I know that an old question has been around for years so it catched votes for years but for some tags (maybe with more disciplined users) everything still works as it should.
So my question is: SO rules were good for a more limited number of users and Q/A (thresholds for badges, for examples). Are this rules still valid? If the assertion "users are very interested in reputation" is true then to change something may increase both number of votes and number/quality of answers. For example:
- Add rep +2 for each up vote on answers and +1 for each up vote on questions (users, even newbie, will be encouraged to vote/check/read and other users will have more satisfaction to provide a good answer). This change may simply mimic what happens with down votes. I understand that it could start a "random voting" season but few restrictions may be applied (just for example the rep change may be applied only if the question reached a given number of up votes and it has no down votes).

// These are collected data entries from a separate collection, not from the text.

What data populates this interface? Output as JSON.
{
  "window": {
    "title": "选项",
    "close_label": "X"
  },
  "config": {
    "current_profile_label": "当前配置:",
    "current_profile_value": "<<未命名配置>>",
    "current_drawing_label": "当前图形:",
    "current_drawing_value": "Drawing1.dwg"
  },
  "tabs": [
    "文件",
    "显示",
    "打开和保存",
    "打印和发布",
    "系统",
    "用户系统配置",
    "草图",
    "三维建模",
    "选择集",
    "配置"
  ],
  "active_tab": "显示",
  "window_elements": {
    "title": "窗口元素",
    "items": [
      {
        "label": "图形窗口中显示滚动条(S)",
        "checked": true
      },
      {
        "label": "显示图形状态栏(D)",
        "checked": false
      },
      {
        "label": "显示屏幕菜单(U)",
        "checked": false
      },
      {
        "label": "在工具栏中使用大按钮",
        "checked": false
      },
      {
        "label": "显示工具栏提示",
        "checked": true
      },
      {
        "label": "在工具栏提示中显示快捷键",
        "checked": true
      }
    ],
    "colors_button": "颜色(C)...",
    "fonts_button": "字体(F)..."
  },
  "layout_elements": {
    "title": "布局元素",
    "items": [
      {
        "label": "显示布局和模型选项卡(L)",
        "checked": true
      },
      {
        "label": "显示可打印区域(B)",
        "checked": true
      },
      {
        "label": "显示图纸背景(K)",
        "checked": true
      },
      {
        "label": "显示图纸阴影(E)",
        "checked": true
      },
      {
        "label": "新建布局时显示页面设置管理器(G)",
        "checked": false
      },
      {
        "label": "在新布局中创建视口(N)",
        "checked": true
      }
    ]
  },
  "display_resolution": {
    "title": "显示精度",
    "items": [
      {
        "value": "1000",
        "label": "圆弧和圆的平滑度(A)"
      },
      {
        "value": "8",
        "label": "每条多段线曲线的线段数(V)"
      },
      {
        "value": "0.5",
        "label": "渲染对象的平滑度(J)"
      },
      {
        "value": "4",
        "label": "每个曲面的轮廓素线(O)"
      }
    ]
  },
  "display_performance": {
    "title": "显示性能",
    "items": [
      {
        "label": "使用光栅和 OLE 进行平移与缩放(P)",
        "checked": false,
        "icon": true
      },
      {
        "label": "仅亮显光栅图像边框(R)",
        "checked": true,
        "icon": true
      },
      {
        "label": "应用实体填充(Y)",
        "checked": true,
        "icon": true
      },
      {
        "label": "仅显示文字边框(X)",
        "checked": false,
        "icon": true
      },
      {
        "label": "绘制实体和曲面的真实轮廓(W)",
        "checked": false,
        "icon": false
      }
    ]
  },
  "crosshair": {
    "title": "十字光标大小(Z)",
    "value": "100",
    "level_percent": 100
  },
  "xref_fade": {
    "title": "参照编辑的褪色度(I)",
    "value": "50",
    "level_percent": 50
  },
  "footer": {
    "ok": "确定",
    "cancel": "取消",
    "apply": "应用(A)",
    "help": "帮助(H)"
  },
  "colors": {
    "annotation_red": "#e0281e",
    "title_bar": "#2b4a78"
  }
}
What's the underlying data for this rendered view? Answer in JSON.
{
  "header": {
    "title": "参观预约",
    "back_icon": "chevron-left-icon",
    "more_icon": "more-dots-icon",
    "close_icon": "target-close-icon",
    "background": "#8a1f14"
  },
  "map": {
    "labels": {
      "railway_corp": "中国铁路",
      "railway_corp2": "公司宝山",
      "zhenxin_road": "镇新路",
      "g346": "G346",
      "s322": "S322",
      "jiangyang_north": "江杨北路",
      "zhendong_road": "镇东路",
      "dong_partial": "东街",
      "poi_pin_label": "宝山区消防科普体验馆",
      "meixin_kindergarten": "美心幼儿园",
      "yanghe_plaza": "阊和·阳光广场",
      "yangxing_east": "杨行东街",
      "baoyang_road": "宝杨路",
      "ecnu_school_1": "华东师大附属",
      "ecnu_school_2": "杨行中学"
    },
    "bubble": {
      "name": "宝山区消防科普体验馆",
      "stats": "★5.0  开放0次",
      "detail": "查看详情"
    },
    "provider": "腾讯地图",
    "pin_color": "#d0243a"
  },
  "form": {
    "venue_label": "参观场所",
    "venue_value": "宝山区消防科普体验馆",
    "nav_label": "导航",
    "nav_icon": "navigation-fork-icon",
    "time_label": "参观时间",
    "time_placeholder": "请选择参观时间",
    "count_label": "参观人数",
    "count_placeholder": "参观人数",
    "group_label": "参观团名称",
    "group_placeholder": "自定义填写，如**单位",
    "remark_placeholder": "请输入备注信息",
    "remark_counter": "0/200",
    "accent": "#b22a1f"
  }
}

- Rep change when someone down vote a question is -1 for downvoter and -2 for the one whom posted the (bad?) answer. Maybe many people do not down vote for the -1 but no one is afraid to post a random answer (untested, wrong, out of topic, answer instead of comment) because -2 isn't so much and with just one up vote they gain reputation enough for 5 down votes (and it's not common to see answers with five down votes, even when they may deserve it). The point then is: why up votes and down votes do not have the same weight? +10 for an up vote, -10 for a down vote (or at least -5). This may even stop posting quick and incomplete answers to be the first one (and to catch, maybe, some up votes when the question is in the period of high visibility).
EDIT
After some clarifications in the comments I would point my topic better:
- Why votes per question and votes per answer plotted per year seem to show a decreasing trend? Is it just about users' discipline?
- Has it a negative impact? Is there a way to improve average quality using reputation system? Specially for the second point I think it would increase average quality for answers.
TEST (TO DO BEFORE ANY REPLY)
Quick test for old pro users (I would know results!!!): pick randomly (do not choose them by any criteria) five of your simple (= no more than syntax check) oldest (<= 2009) answers. Calculate the average score per month (twelve up votes in one year = one up vote per month). Please note that often this isn't really good because that kind of answers aren't reviewed many times (a better but more complex test would involve the number of views too). Now pick five new answers, calculate their score per month and compare them.
Moreover do the same for five pro answers. Something that involves a complex topic or something you're proud of.
What's the result of this comparison?